I've written before about the minimal set of metrics that can serve effectively as application/service vital signs. One such set is the RED acronym, which stands for Request Rate, Request Errors, and Request Duration. (I'll write in the future about what's missing from this acronym, but it'll serve the purpose for now).
With RED, you can glance at a service and quickly understand whether it's okay. Is it in trouble? The Rate (throughput) will tell you at a glance whether it's experiencing increased traffic or not, and the Errors (also a throughput) metric will show whether there's an elevated error rate. Is it providing good quality of service? If the latency has changed, that can provide a clue (this should be a tail latency metric, such as 99th percentile).
But what RED doesn't answer, alone, is whether the service itself is the issue, or if the trouble comes from one of the
dependencies. In today's highly distributed apps, it's typical for services to call other services, forming a complex chain of dependencies. If the service's p99 latency is unusually high, it might just be a problem with one of those dependencies. And dependency graphs can get really complex.

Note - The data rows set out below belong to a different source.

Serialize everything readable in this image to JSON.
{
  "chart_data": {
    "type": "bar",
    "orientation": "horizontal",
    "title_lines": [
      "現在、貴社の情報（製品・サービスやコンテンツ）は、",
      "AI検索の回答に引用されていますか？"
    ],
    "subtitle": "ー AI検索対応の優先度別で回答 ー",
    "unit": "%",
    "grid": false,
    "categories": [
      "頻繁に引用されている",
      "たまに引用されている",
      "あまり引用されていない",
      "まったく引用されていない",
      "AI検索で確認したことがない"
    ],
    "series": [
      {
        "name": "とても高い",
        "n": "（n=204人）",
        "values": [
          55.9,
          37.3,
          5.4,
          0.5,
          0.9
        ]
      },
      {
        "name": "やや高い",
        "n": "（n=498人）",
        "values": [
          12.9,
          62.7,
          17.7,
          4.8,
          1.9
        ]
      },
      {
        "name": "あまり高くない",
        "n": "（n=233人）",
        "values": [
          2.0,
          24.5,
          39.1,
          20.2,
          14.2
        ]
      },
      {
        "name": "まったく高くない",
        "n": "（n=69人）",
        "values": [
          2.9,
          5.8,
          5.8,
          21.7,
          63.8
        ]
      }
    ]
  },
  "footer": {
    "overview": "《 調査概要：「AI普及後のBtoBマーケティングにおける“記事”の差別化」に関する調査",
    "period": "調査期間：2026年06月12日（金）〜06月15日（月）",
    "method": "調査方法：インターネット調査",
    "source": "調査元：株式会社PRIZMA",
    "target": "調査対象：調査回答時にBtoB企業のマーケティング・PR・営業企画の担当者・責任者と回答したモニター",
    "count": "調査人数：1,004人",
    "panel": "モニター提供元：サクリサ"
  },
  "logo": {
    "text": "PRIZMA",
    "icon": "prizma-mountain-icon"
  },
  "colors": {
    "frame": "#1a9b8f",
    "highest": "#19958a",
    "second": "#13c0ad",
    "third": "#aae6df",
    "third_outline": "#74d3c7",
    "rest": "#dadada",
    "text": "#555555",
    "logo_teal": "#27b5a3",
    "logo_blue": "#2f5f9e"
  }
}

This is part of the genius of RED: the metrics are universal, and if you do it right, you can ensure that the following are true:
- Every service exposes the RED metrics about itself.
- Every service knows its dependencies upon other services. (This is outside the scope of this post).
- Everyone knows #1 and #2.
Diagnosing a service's issues, then, can become much simpler. If I'm responsible for a service and it's having an issue, the process is as follows:
- Examine every service I'm dependent on. Are their RED metrics okay?
- If yes, the problem is in my service, and I can narrow my search.
This is
much simpler than needing to know what metrics matter for any given service, about which I might know nothing. And if everyone published dashboards and just built what they thought was best, I'd get highly variable results: some services would have no dashboard, others would have complicated and confusing ones filled with pointless metrics, etc.
You get the point: RED can serve as a very useful minimalistic set of metrics, and if universally and consistently applied, can dramatically simplify the process of navigating, understanding, and diagnosing complex, distributed, interdependent systems like microservices APIs.